Review of S. Darko

S. Darko (2009)
1/10
The "S" in S. Darko stands for sucks
8 May 2009
Warning: Spoilers
Seven years after a jet engine fell on her brother we find Samantha Darko on a road trip with her best friend Corey as they both want to escape their former lives. Their car breaks down in a small town in Utah and they are stuck there until their car can be repaired. Samantha of course has Darko superpowers and while she sleepwalks her time traveling zombie ghost girl self wanders around giving advice to the local nut (a post traumatic war veteran), and warning that the world is going to end in a few days. There is also the "Mystery of the Missing Boys" to be solved (spoiler: it's not) and a gaggle of weird characters to meet; the drunk teen who is brother to one of the missing boys, the nerd who is infected by a meteorite, the aforementioned crazy vet, the creepy motel manger, the priest with a shady past and his freaky girlfriend.
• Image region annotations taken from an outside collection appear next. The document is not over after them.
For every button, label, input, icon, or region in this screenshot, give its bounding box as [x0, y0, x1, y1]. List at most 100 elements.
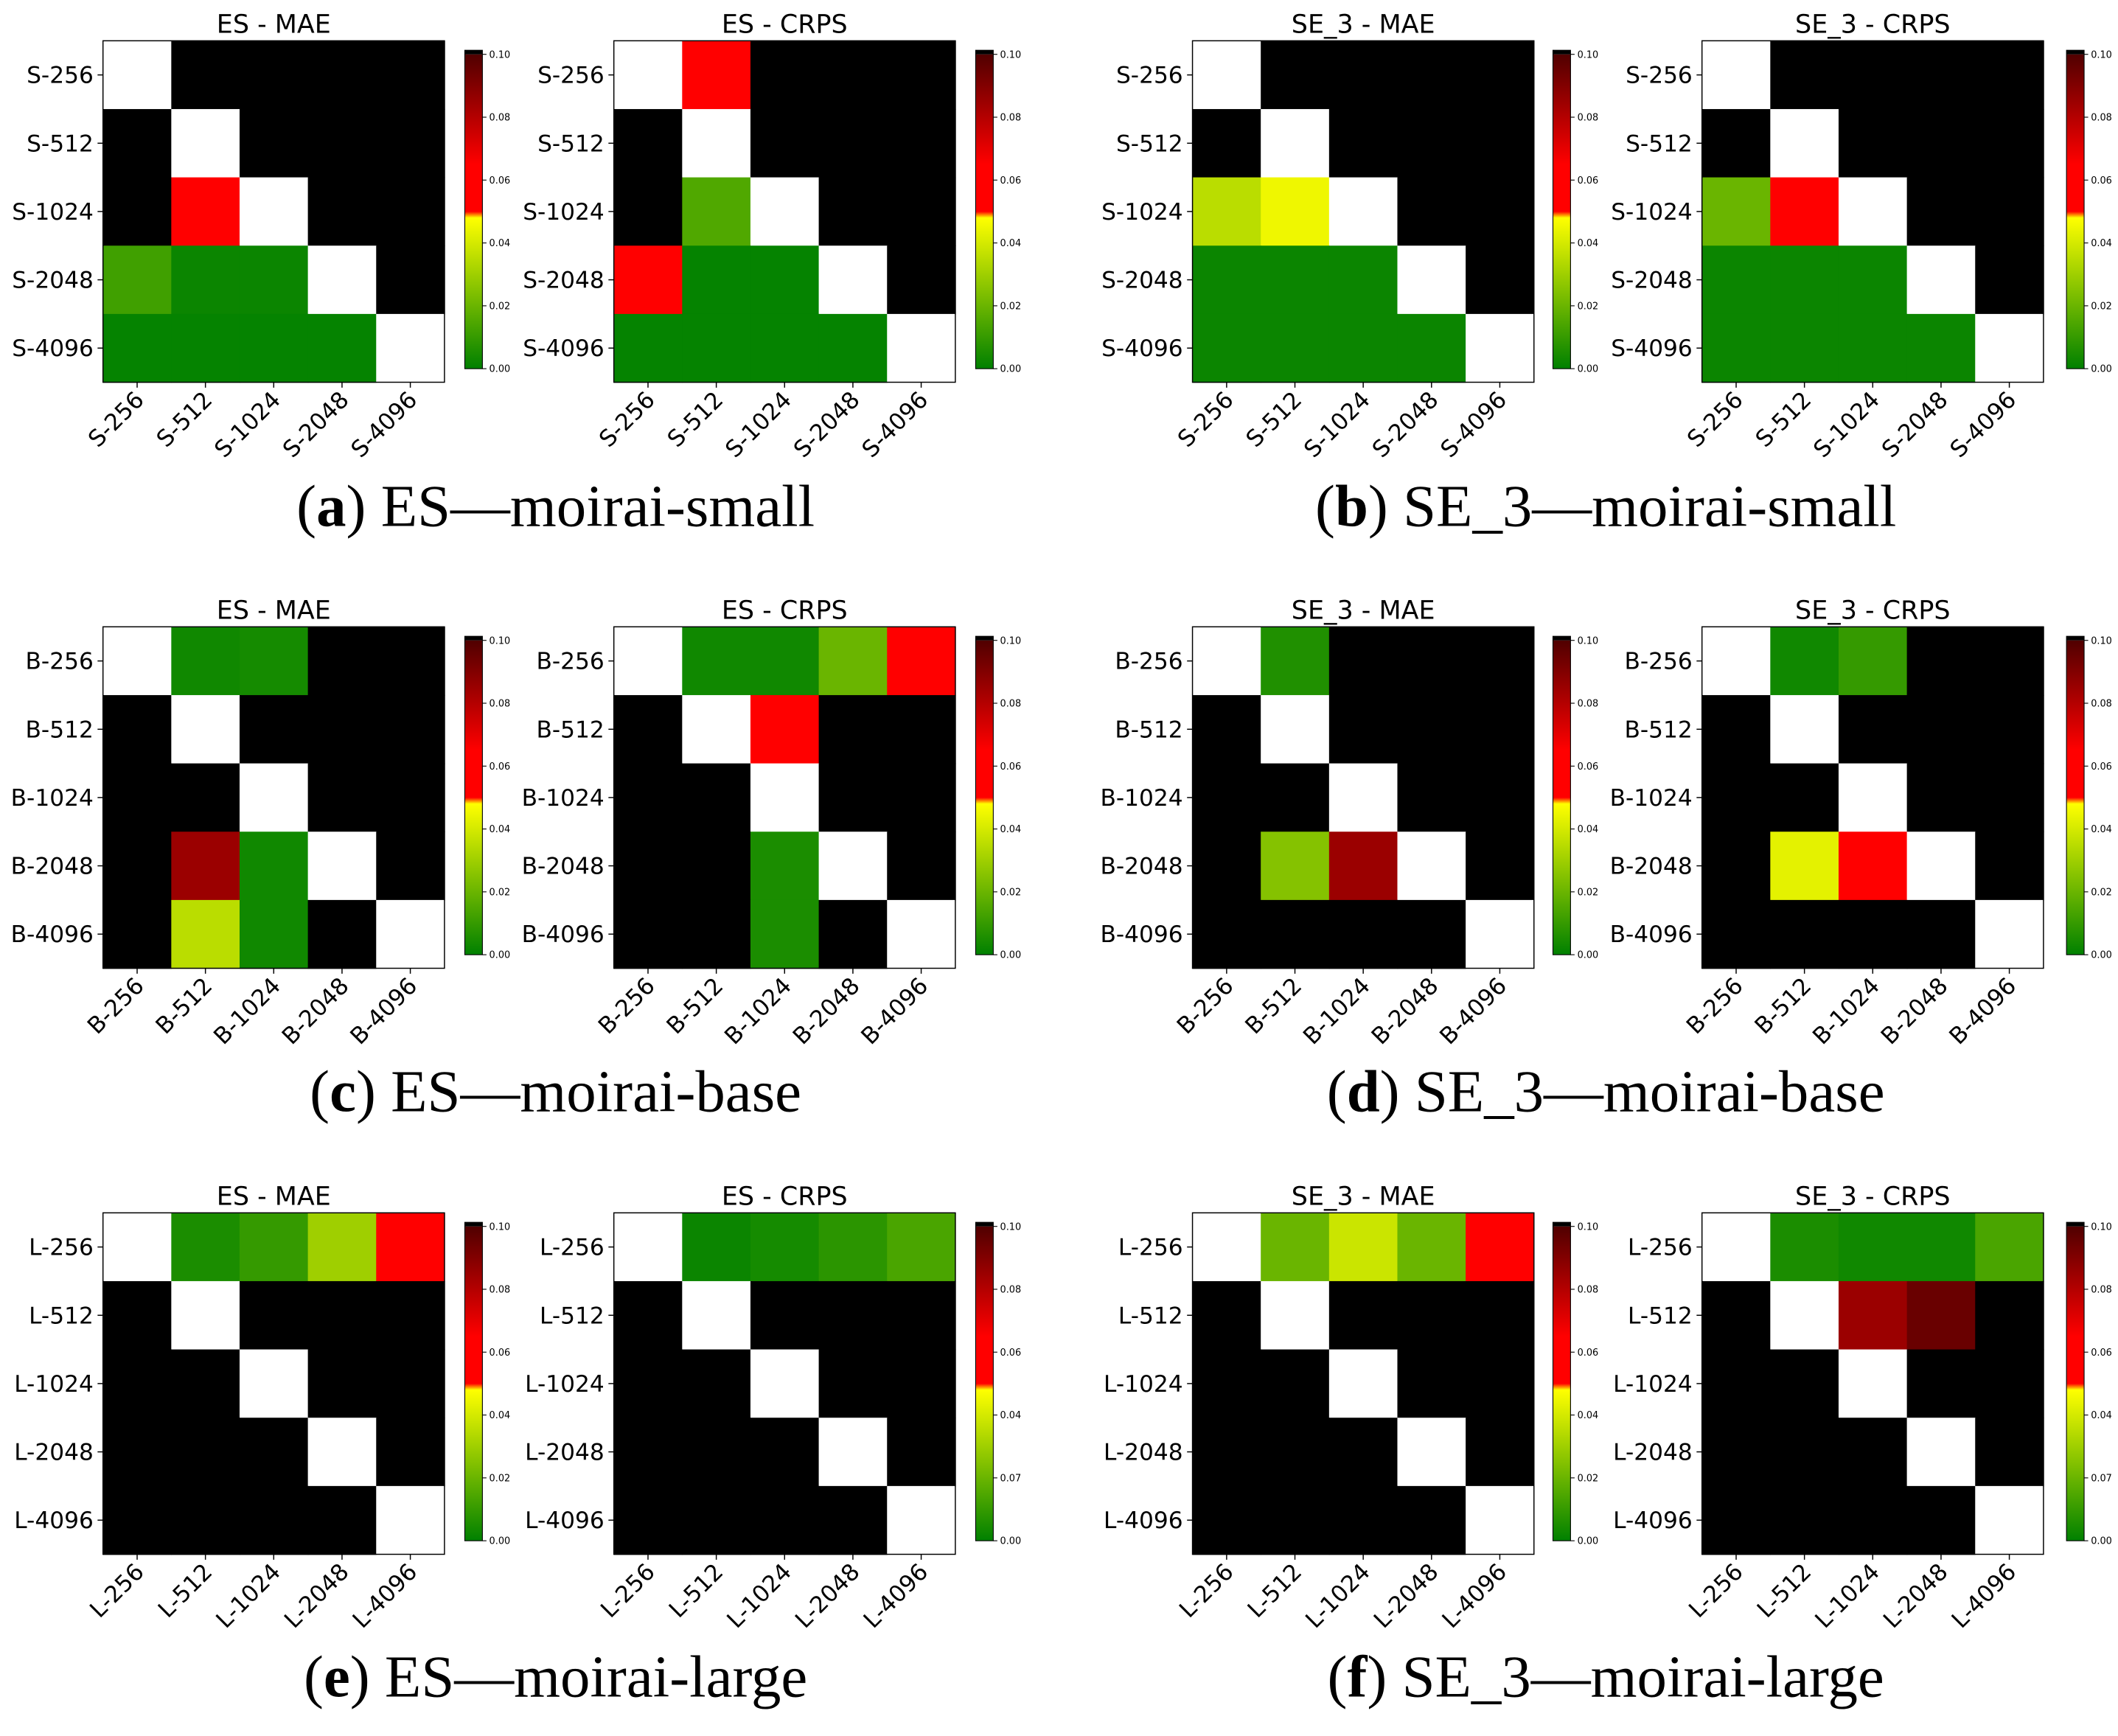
heatmap-cell	[1770, 763, 1839, 832]
y-tick-label: B-256	[26, 649, 94, 675]
heatmap-cell	[1397, 627, 1466, 696]
y-tick-label: S-1024	[1101, 199, 1183, 226]
heatmap-cell	[1328, 41, 1398, 110]
y-tick-label: S-2048	[12, 268, 94, 294]
colorbar-over	[464, 1222, 483, 1227]
y-tick-label: B-512	[1115, 717, 1182, 743]
colorbar-tick-label: 0.04	[1578, 238, 1599, 249]
empty-cell	[1466, 899, 1535, 969]
heatmap-cell	[613, 832, 683, 901]
heatmap-cell	[1466, 694, 1535, 764]
heatmap-cell	[1397, 108, 1466, 178]
empty-cell	[818, 245, 888, 315]
heatmap-cell	[1975, 1213, 2044, 1282]
colorbar-tick-label: 0.08	[1000, 113, 1022, 124]
colorbar-over	[1553, 1222, 1571, 1227]
empty-cell	[1466, 313, 1535, 383]
chart-title: SE_3 - CRPS	[1795, 10, 1951, 39]
heatmap-cell	[887, 245, 956, 315]
heatmap-cell	[1192, 177, 1261, 246]
x-tick-label: L-512	[1752, 1558, 1817, 1623]
heatmap-cell	[750, 245, 820, 315]
heatmap-cell	[376, 108, 445, 178]
heatmap-cell	[818, 313, 888, 383]
heatmap-cell	[102, 899, 173, 969]
y-tick-label: B-512	[536, 717, 604, 743]
colorbar-tick-label: 0.06	[1000, 1348, 1022, 1359]
y-tick-label: B-1024	[11, 785, 94, 812]
empty-cell	[1466, 1485, 1535, 1555]
colorbar-tick-label: 0.08	[2091, 1285, 2112, 1296]
empty-cell	[750, 177, 820, 246]
colorbar-tick-label: 0.00	[490, 950, 511, 961]
y-tick-label: S-4096	[523, 335, 605, 362]
x-tick-label: S-4096	[1435, 386, 1512, 463]
heatmap-cell	[1906, 1349, 1976, 1418]
heatmap-cell	[1397, 177, 1466, 246]
heatmap-cell	[1192, 245, 1261, 315]
colorbar-tick-label: 0.06	[2091, 1348, 2112, 1359]
heatmap-cell	[1261, 832, 1330, 901]
heatmap-cell	[1838, 627, 1908, 696]
colorbar-tick-label: 0.10	[490, 635, 511, 646]
heatmap-cell	[1701, 177, 1772, 246]
colorbar-tick-label: 0.00	[1578, 1536, 1599, 1547]
empty-cell	[239, 1349, 309, 1418]
x-tick-label: B-4096	[345, 972, 422, 1050]
caption-text: ) ES—moirai-small	[346, 473, 815, 539]
caption-text: (	[310, 1059, 330, 1124]
heatmap-cell	[1975, 41, 2044, 110]
y-tick-label: S-256	[1626, 63, 1693, 89]
heatmap-cell	[1192, 832, 1261, 901]
heatmap-cell	[102, 1349, 173, 1418]
heatmap-cell	[750, 832, 820, 901]
heatmap-cell	[307, 41, 377, 110]
y-tick-label: S-2048	[1611, 268, 1693, 294]
heatmap-cell	[682, 1485, 751, 1555]
y-tick-label: B-4096	[1100, 921, 1182, 948]
heatmap-cell	[1466, 1349, 1535, 1418]
empty-cell	[1770, 694, 1839, 764]
x-tick-label: L-2048	[279, 1558, 355, 1634]
heatmap-cell	[818, 1485, 888, 1555]
heatmap-cell	[1975, 694, 2044, 764]
x-tick-label: L-256	[596, 1558, 661, 1623]
colorbar-over	[2066, 636, 2085, 641]
empty-cell	[171, 694, 240, 764]
caption-letter: c	[330, 1059, 356, 1124]
x-tick-label: S-2048	[1368, 386, 1444, 463]
colorbar-tick-label: 0.08	[2091, 113, 2112, 124]
empty-cell	[102, 627, 173, 696]
heatmap-cell	[1192, 313, 1261, 383]
x-tick-label: B-1024	[1808, 972, 1885, 1050]
colorbar-tick-label: 0.00	[2091, 950, 2112, 961]
colorbar-tick-label: 0.00	[1578, 364, 1599, 375]
heatmap-cell	[376, 177, 445, 246]
empty-cell	[682, 1280, 751, 1350]
heatmap-cell	[887, 108, 956, 178]
heatmap-cell	[171, 177, 240, 246]
x-tick-label: S-512	[152, 386, 218, 453]
heatmap-cell	[1770, 1213, 1839, 1282]
y-tick-label: L-2048	[14, 1440, 94, 1466]
heatmap-cell	[1770, 1349, 1839, 1418]
x-tick-label: S-256	[83, 386, 150, 453]
heatmap-cell	[887, 627, 956, 696]
y-tick-label: S-256	[1116, 63, 1183, 89]
caption-letter: d	[1347, 1059, 1380, 1124]
colorbar-tick-label: 0.02	[1000, 301, 1022, 312]
heatmap-cell	[102, 1280, 173, 1350]
heatmap-cell	[1328, 694, 1398, 764]
heatmap-cell	[1466, 41, 1535, 110]
y-tick-label: L-4096	[525, 1507, 605, 1534]
heatmap-cell	[102, 108, 173, 178]
heatmap-cell	[887, 832, 956, 901]
x-tick-label: B-2048	[1876, 972, 1954, 1050]
x-tick-label: L-4096	[1438, 1558, 1513, 1634]
caption-text: (	[1328, 1645, 1348, 1710]
y-tick-label: L-512	[29, 1303, 94, 1329]
colorbar	[975, 54, 994, 369]
colorbar-tick-label: 0.02	[1000, 887, 1022, 898]
empty-cell	[1906, 832, 1976, 901]
heatmap-cell	[682, 627, 751, 696]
The movie rewinds the time line twice so that we can see things happen differently, with no real logical effect or reason, and the second time is just a big f*ck you to the viewer who has just wasted 100 minutes of their lives watching this piece of crap. Richard Kelly has nothing to do with this sequel (it's directed by Chris Fisher) but after Southland Tales I'd still like to blame him.